The hermit, as if wishing to answer to the confidence of his guest,
threw back his cowl, and showed a round bullet head belonging to a man
in the prime of life. His close-shaven crown, surrounded by a circle
of stiff curled black hair, had something the appearance of a parish
pinfold begirt by its high hedge. The features expressed nothing of
monastic austerity, or of ascetic privations; on the contrary, it was
a bold bluff countenance, with broad black eyebrows, a well-turned
forehead, and cheeks as round and vermilion as those of a trumpeter,
from which descended a long and curly black beard. Such a visage,
joined to the brawny form of the holy man, spoke rather of sirloins and
haunches, than of pease and pulse. This incongruity did not escape the
guest. After he had with great difficulty accomplished the mastication
of a mouthful of the dried pease, he found it absolutely necessary
to request his pious entertainer to furnish him with some liquor; who
replied to his request by placing before him a large can of the purest
water from the fountain.

"It is from the well of St Dunstan," said he, "in which, betwixt sun and
sun, he baptized five hundred heathen Danes and Britons--blessed be his
name!" And applying his black beard to the pitcher, he took a draught
much more moderate in quantity than his encomium seemed to warrant.

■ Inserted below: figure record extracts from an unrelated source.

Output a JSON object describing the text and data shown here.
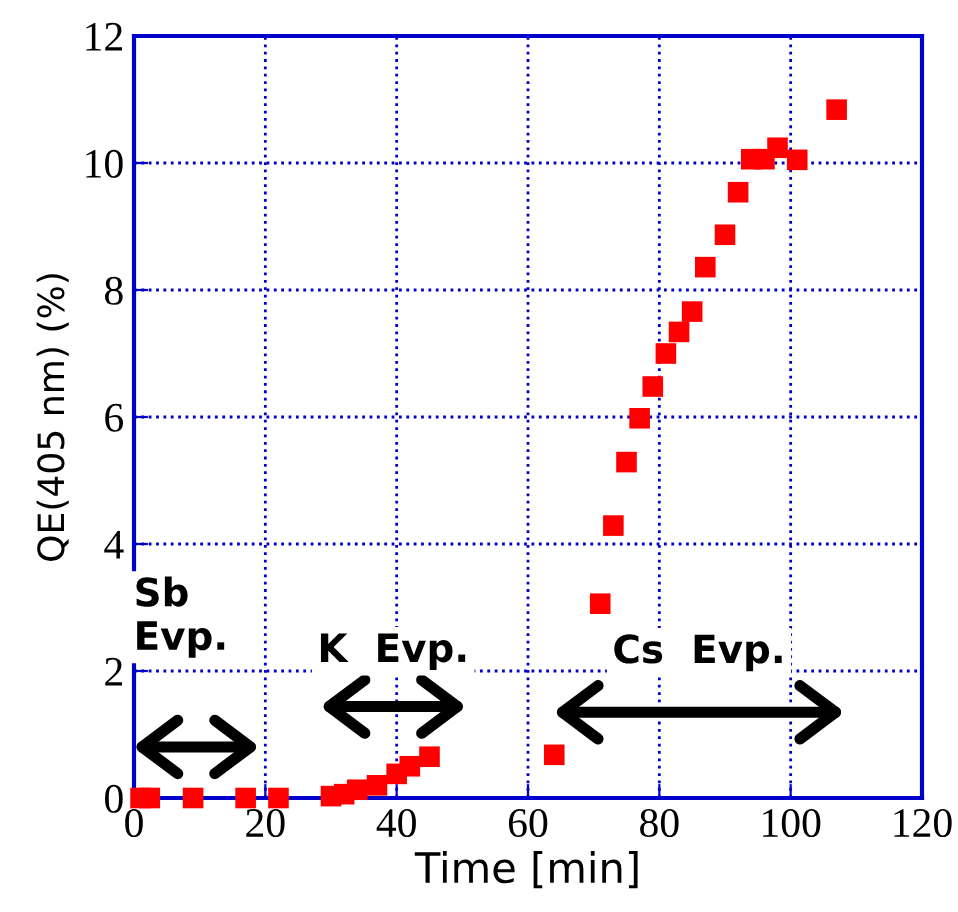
{
  "chart_data": {
    "type": "scatter",
    "xlabel": "Time [min]",
    "ylabel": "QE(405 nm) (%)",
    "series": [
      {
        "color": "#ff0000",
        "x": [
          1,
          2.4,
          9,
          17,
          22,
          30,
          32,
          34,
          37,
          40,
          42,
          44,
          45,
          64,
          71,
          73,
          75,
          77,
          79,
          81,
          83,
          85,
          87,
          90,
          92,
          94,
          96,
          98,
          101,
          107
        ],
        "values": [
          0,
          0,
          0,
          0,
          0,
          0.03,
          0.06,
          0.13,
          0.2,
          0.38,
          0.5,
          null,
          0.65,
          0.68,
          3.06,
          4.29,
          5.29,
          5.98,
          6.48,
          7.0,
          7.34,
          7.66,
          8.36,
          8.87,
          9.54,
          10.06,
          10.06,
          10.24,
          10.05,
          10.84
        ]
      }
    ],
    "marker": "square",
    "grid": true,
    "legend": false,
    "xlim": [
      0,
      120
    ],
    "xticks": [
      0,
      20,
      40,
      60,
      80,
      100,
      120
    ],
    "ylim": [
      0,
      12
    ],
    "yticks": [
      0,
      2,
      4,
      6,
      8,
      10,
      12
    ],
    "annotations": [
      "Sb\nEvp.",
      "K  Evp.",
      "Cs  Evp."
    ]
  }
}
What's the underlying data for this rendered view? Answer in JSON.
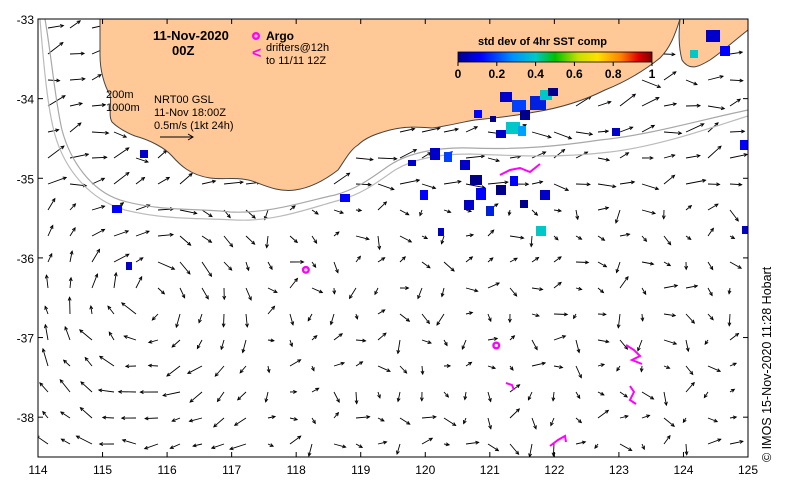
{
  "title": {
    "date": "11-Nov-2020",
    "time": "00Z"
  },
  "legend": {
    "argo_label": "Argo",
    "drifters_label": "drifters@12h",
    "drifters_sub": "to 11/11 12Z",
    "argo_color": "#ff00ff",
    "drifter_color": "#ff00ff",
    "contour_200": "200m",
    "contour_1000": "1000m",
    "product": "NRT00 GSL",
    "product_time": "11-Nov 18:00Z",
    "scale_label": "0.5m/s (1kt 24h)"
  },
  "colorbar": {
    "title": "std dev of 4hr SST comp",
    "ticks": [
      "0",
      "0.2",
      "0.4",
      "0.6",
      "0.8",
      "1"
    ],
    "colors": [
      "#00008b",
      "#0000ff",
      "#0080ff",
      "#00c0c0",
      "#00c000",
      "#c0e000",
      "#ffe000",
      "#ff8000",
      "#e00000",
      "#800000"
    ]
  },
  "axes": {
    "x_ticks": [
      "114",
      "115",
      "116",
      "117",
      "118",
      "119",
      "120",
      "121",
      "122",
      "123",
      "124",
      "125"
    ],
    "y_ticks": [
      "-33",
      "-34",
      "-35",
      "-36",
      "-37",
      "-38"
    ],
    "lon_range": [
      114,
      125
    ],
    "lat_range": [
      -38.5,
      -33
    ]
  },
  "land_color": "#ffc896",
  "credit": "© IMOS 15-Nov-2020 11:28 Hobart",
  "chart_data": {
    "type": "map",
    "argo_floats": [
      {
        "lon": 118.15,
        "lat": -36.15
      },
      {
        "lon": 121.1,
        "lat": -37.1
      }
    ],
    "drifters": [
      {
        "lon": 121.4,
        "lat": -34.85
      },
      {
        "lon": 121.4,
        "lat": -37.6
      },
      {
        "lon": 122.1,
        "lat": -38.3
      },
      {
        "lon": 123.2,
        "lat": -37.2
      },
      {
        "lon": 123.2,
        "lat": -37.7
      }
    ]
  }
}
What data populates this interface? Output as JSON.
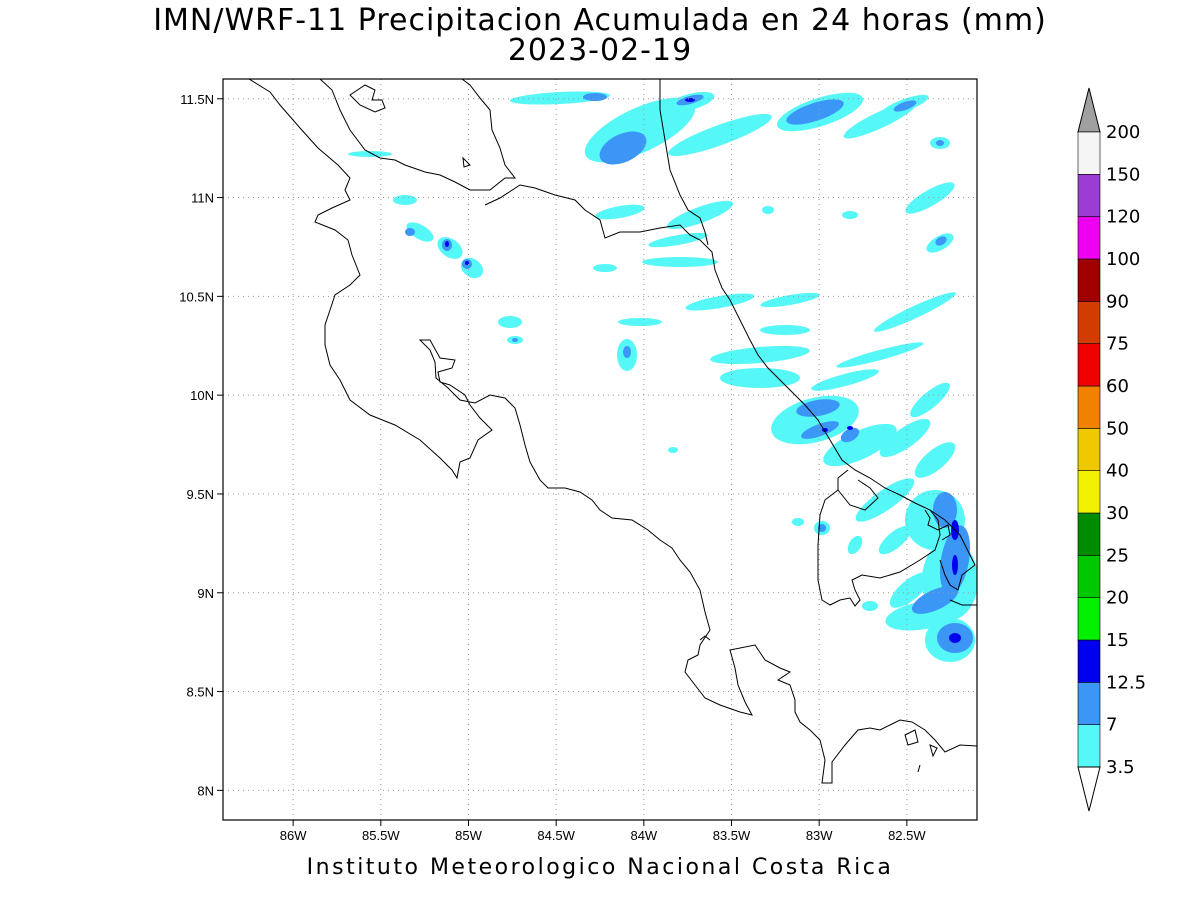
{
  "title": {
    "line1": "IMN/WRF-11 Precipitacion Acumulada en 24 horas (mm)",
    "line2": "2023-02-19"
  },
  "footer": "Instituto Meteorologico Nacional Costa Rica",
  "map": {
    "lat_ticks": [
      "11.5N",
      "11N",
      "10.5N",
      "10N",
      "9.5N",
      "9N",
      "8.5N",
      "8N"
    ],
    "lon_ticks": [
      "86W",
      "85.5W",
      "85W",
      "84.5W",
      "84W",
      "83.5W",
      "83W",
      "82.5W"
    ],
    "lat_range": [
      7.85,
      11.6
    ],
    "lon_range": [
      -86.4,
      -82.1
    ],
    "grid": "dotted",
    "coastline_color": "#000000"
  },
  "colorbar": {
    "levels": [
      "3.5",
      "7",
      "12.5",
      "15",
      "20",
      "25",
      "30",
      "40",
      "50",
      "60",
      "75",
      "90",
      "100",
      "120",
      "150",
      "200"
    ],
    "colors": [
      "#55f7f7",
      "#3c96f5",
      "#0000f0",
      "#00f000",
      "#00c800",
      "#008c00",
      "#f0f000",
      "#f0c800",
      "#f08200",
      "#f00000",
      "#d23c00",
      "#a00000",
      "#f000f0",
      "#9b3cd2",
      "#f5f5f5"
    ],
    "over_color": "#a0a0a0",
    "under_color": "#ffffff"
  }
}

"It seems to me, reverend father," said the knight, "that the small
morsels which you eat, together with this holy, but somewhat thin
beverage, have thriven with you marvellously. You appear a man more
fit to win the ram at a wrestling match, or the ring at a bout at
quarter-staff, or the bucklers at a sword-play, than to linger out your
time in this desolate wilderness, saying masses, and living upon parched
pease and cold water."

"Sir Knight," answered the hermit, "your thoughts, like those of the
ignorant laity, are according to the flesh. It has pleased Our Lady and
my patron saint to bless the pittance to which I restrain myself, even
as the pulse and water was blessed to the children Shadrach, Meshech,
and Abednego, who drank the same rather than defile themselves with the
wine and meats which were appointed them by the King of the Saracens."